Any of these 'humans' finding their way into Equestria would be disastrous, so as far as I can tell the long term plan is to make sure that that cannot happen, whether through diplomacy or not, I don't know. Apparently we cannot rely on hoping our presence being overlooked, even if we tried to conceal it.

To be honest with you, given her limited instructions, I think we're here on damage control rather than any hope of success.”

=

Strelok emerged onto the railway bank exhausted and tattered in mind and body. He'd not had any sign of Degtayrev since the attack, about an hour ago, and storm clouds were starting to rumble in on the horizon ahead of him, collecting in the natural bowl of hills around the Agroprom Research Institute. Looking back at the swamps, the ruined homestead still swarmed with zombies, though the telltale shaking of reeds was heading ever further north towards him.

Heading up the railway itself, he dug through his bag and produced a spray can.

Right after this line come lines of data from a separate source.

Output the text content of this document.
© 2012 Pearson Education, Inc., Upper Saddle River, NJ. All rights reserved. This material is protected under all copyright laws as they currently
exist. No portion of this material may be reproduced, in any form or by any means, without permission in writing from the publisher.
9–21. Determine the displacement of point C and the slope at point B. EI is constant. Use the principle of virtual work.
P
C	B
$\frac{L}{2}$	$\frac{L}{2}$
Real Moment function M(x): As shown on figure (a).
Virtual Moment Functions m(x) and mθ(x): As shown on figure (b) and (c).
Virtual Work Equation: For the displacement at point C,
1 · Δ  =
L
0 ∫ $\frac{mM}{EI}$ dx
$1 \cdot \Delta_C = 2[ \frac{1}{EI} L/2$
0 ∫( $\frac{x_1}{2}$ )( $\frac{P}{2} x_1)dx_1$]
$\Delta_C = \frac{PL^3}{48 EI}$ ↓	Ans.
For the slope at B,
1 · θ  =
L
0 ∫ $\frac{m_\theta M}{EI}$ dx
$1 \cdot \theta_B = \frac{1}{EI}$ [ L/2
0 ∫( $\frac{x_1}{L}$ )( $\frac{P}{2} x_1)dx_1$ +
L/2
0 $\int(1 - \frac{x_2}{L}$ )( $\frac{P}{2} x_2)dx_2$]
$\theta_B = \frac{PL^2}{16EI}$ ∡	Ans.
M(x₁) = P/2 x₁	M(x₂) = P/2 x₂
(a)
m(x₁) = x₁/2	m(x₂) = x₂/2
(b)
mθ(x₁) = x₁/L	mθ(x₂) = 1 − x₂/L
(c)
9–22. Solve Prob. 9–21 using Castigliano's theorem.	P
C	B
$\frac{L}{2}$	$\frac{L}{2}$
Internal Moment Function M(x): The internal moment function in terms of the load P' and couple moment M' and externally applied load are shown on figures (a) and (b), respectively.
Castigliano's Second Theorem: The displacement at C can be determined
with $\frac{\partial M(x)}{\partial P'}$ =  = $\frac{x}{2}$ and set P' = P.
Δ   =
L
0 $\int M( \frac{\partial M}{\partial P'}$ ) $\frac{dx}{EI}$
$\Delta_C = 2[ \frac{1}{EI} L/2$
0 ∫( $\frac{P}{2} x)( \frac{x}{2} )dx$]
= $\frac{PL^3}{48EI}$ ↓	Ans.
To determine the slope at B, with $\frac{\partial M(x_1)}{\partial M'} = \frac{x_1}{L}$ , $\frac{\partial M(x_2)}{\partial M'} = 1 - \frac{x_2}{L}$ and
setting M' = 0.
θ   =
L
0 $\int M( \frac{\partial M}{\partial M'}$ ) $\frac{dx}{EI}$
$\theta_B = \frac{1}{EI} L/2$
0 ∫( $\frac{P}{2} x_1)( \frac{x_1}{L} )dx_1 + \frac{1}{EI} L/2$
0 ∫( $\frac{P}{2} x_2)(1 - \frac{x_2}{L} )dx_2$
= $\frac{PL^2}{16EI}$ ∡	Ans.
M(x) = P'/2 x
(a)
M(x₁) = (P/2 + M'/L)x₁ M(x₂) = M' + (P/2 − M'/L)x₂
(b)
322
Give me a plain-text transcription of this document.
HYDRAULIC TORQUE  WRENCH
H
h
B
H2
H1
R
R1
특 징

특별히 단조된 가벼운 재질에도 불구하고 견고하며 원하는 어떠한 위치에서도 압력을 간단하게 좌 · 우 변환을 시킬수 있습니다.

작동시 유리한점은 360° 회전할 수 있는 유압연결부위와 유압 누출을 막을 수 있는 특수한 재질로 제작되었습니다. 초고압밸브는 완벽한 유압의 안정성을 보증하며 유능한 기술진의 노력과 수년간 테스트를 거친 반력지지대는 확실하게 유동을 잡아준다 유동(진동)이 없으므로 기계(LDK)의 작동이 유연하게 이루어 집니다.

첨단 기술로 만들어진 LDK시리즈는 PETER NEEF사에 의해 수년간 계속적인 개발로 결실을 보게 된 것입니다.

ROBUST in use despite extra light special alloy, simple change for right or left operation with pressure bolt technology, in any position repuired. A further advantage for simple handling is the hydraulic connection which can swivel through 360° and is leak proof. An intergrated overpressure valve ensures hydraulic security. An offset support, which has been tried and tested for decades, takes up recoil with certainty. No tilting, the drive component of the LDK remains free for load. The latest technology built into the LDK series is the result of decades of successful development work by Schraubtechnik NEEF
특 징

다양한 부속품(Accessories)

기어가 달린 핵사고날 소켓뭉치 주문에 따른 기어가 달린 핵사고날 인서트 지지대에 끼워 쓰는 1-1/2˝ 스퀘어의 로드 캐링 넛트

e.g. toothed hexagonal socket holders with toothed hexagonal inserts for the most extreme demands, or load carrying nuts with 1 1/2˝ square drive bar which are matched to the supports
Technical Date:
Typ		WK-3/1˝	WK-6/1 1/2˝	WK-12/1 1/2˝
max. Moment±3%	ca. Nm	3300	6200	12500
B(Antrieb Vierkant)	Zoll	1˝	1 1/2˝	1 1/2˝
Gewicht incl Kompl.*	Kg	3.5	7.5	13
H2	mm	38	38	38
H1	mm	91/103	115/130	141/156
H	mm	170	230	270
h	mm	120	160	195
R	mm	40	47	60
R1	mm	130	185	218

Shaking it loudly, he carefully spelled out his message in large yellow letters on the side of the nearest train car: “GONE NORTH. SEE YOU AT YANTAR BUNKER. S”. Dropping the can back into it's place, he walked along to the large gap between carriages, his PDA showing a Stash location. Looking underneath the wheels, he saw the outline of vodka bottles and a box of shotgun shells. Nothing much worthwhile.

As he crossed the tracks, something caught his eye, a long, sleek black shape. A lightweight, stripped down VSS sniper rifle lay there, looking very much worse for wear, with a cracked scope and lichen-covered wooden stock. He needed a replacement for his AK74, and this could fit the bill nicely. Tossing away the broken scope, he turned his attention to the stock, scraping the dirt and lichen from it, revealing a single word carved neatly into each side: SCAR. Interesting.

=

Yar looked out over another grey Pripyat day. Pottering around his safehouse, he tidied up old cans, packed all his cutlery and vodka and collected up the map sprawling over a nearby table. He had to leave, his food was running out, and the city itself was barren of all supplies now, the last tins in the department store were all pierced from gunfire and rotten. Slinging his pack and rifle over his bag, and lacing up his boots, he headed for the stairs, quickly heading down the multiple flights of stairs, over his barricades and traps. Turing off at the first floor, he headed for a window, and jumped down onto the top of an old lorry.

Jumping down again, he took up his SVD, gripping it tightly. His only lead on the Monolith was this mysterious figure 'Charon', their supposed commander. His note suggested a hideout, somewhere they could escape the clutches of the Zone. He wracked his brains. Somewhere out of touch with the Zone's powers, yet still inside the wider military exclusion area presumably. Several came to mind: the Dead City; the deep, sinister forests beyond the Dark Valley; perhaps the swamps. He dismissed all of them, Dead City was a stronghold of Renegades and Mercs, the forest was unexplored due to it being one of the many places that stalkers never returned from, the swamps too distant.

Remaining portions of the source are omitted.